Le 2 mars 2022, le Bloc Québécois (parti politique fédéral indépendantiste implanté exclusivement au Québec) a déposé à la Chambre des Communes d’Ottawa une motion demandant essentiellement une garantie de maintien du pouvoir québécois au sein du gouvernement fédéral dans le cadre d’un redécoupage imminent de la carte électorale qui réduirait à terme le poids politique du Québec.
À intervalles réguliers, soit à tous les dix ans, les circonscriptions électorales canadiennes sont modifiées en fonction des résultats du dernier recensement; donc de l’évolution démographique du pays et de la répartition de la population sur le territoire. Et comme le poids démographique du Québec poursuit sa décroissance constante dans le Canada (voir tableau ci-dessous), son poids politique - c’est-à-dire son nombre de députés au sein de la chambre en proportion des autres provinces - en sera donc conséquemment diminué.
Dans ce contexte, plutôt que de prendre acte d’un état de fait indéniable et d’accepter les règles démocratiques les plus élémentaires en terme de représentativité parlementaire, des élus du parti indépendantiste québécois implorent un changement aux règles du jeux, ou à tout le moins, exigent qu’une exception soit faite pour sauvegarder le pouvoir de la nation québécoise au sein du Canada.
Au lieu d’accepter cette tendance démographique, qui effectivement a un impact politique négatif pour le Québec, une partie des élites nationalistes de la province a fait le choix de demander au reste du pays de protéger son pouvoir politique, au détriment des autres provinces, sur un principe non-officiel et auto-proclamé de droit acquis, de caractère distinct, de préservation politique d’un des peuples fondateurs ou je ne sais quoi d’autre.
Un des députés du Bloc Québécois a même fait, avec confiance et un brin d’arrogance, cette déclaration plutôt surréaliste:
« À chaque fois, c’est la même chose; on prétend reconnaître le Québec comme une nation, mais on ne se gêne pas pour diminuer son nombre de sièges ensuite. On ne peut pas réduire le poids politique d’une nation à une simple équation mathématique. »
Luc Thériault, député du Bloc Québécois
(Pour en lire davantage, voir Luc Thériault dans Plume Libre)
Même si la passion du député est indéniable, dois-je lui rappeler que l’amour de la nation sans levier ou reconnaissance politique réduit la situation effectivement à une simple équation mathématique. Si celui-ci souhaite avoir un minimum d’honnêteté intellectuel, en quoi le Québec devrait-il avoir ce privilège dans la gestion du découpage des circonscriptions ?
Est-ce garantie dans la Constitution ? Non.

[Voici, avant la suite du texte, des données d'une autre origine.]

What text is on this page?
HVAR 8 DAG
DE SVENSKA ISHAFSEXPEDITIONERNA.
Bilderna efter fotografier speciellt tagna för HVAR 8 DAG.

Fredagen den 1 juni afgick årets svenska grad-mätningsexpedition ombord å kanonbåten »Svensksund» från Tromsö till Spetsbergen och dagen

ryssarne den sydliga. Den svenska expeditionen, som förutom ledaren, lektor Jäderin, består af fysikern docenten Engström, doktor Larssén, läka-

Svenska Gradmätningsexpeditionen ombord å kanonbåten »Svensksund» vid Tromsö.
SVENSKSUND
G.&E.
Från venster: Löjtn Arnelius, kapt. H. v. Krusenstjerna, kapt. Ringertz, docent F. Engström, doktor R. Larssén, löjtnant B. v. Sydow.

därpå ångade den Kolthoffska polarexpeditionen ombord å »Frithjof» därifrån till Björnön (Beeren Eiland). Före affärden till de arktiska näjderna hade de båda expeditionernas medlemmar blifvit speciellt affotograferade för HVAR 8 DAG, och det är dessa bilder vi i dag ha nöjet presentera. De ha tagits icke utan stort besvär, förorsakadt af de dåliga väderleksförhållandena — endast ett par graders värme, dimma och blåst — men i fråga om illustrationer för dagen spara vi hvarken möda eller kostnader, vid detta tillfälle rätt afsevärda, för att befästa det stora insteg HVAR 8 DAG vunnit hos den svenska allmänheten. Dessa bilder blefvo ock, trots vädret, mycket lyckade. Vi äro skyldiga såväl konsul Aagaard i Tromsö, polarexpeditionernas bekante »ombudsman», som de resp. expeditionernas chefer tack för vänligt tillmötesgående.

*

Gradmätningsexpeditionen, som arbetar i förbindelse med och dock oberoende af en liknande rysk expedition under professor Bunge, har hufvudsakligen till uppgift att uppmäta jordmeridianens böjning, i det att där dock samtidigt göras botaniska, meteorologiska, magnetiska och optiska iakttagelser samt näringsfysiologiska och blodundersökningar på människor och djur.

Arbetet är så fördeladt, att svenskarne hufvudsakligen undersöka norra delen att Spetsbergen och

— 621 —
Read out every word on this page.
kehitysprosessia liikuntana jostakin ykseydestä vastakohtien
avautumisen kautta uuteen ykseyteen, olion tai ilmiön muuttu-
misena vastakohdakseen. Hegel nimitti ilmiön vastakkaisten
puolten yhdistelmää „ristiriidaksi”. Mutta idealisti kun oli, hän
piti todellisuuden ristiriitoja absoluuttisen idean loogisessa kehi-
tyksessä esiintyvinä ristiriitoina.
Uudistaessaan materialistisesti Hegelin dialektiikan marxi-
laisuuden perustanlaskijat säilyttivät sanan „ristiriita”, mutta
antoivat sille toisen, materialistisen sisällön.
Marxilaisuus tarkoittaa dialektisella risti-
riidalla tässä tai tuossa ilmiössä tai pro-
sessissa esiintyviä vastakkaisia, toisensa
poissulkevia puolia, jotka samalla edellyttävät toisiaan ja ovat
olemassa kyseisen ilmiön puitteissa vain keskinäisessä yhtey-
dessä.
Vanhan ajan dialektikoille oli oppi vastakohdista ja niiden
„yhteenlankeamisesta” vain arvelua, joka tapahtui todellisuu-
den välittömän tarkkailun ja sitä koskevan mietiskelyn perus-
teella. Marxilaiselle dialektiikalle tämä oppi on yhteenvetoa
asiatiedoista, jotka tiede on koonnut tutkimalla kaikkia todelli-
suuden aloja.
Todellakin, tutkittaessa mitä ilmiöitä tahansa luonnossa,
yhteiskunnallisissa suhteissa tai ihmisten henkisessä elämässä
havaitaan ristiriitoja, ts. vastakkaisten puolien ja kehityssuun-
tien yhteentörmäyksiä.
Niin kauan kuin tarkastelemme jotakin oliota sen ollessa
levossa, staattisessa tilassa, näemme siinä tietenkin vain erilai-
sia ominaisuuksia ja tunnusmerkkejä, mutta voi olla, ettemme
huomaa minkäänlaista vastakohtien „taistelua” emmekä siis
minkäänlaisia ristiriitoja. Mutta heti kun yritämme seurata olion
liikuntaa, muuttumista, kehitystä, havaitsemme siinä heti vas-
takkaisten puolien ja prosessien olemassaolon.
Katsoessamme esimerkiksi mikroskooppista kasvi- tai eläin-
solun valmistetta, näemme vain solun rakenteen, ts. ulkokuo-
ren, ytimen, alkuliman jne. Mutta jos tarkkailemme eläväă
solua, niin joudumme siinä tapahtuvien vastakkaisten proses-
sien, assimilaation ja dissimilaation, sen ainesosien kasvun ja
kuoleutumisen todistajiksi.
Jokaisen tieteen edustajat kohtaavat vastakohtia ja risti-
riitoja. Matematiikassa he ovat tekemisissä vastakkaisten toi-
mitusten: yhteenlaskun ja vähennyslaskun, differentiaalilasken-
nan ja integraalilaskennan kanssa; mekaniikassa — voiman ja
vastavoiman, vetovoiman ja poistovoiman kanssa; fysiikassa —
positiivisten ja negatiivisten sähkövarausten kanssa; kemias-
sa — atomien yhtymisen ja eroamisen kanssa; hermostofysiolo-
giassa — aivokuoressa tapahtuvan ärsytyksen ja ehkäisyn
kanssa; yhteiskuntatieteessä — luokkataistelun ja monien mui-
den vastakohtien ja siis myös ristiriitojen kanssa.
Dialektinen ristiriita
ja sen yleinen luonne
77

Est-ce qu’il s’appuie sur entente signée par une majorité des provinces ? Non plus.
Soyons clairs. La politique, dans nos démocraties libérales, ne peut s’exercer sur la base de bons sentiments ou de souhaits, légitimes ou non, d’un peuple en attente de son idéal national. Le fardeau repose largement sur les épaules du Québec qui devrait plutôt prendre des actions concrètes afin de maintenir une dynamique démographique positive et d’être attrayant vis-à-vis ses voisins sur la continent. Nous verrons plus tard que c’est loin d’être le cas, et ce, depuis fort longtemps.
D’ailleurs, ce même phénomène de redécoupage est valable aussi aux États-Unis alors que des états comme New York et la Californie vont perdre des élus à la Chambre des Représentants au profit d’états du sud comme le Texas, l’Arizona et la Floride suite aux migrations internes importantes d’une partie de la population depuis début 2020.
Pour des députés comme Thériault, le fait que le Québec représente une nation distincte au sein du Canada devrait lui conférer de facto l’équivalent d’une clause grand-père pour la représentativité politique au parlement, nonobstant le fait que la province n’a jamais négocié ce type de garantie.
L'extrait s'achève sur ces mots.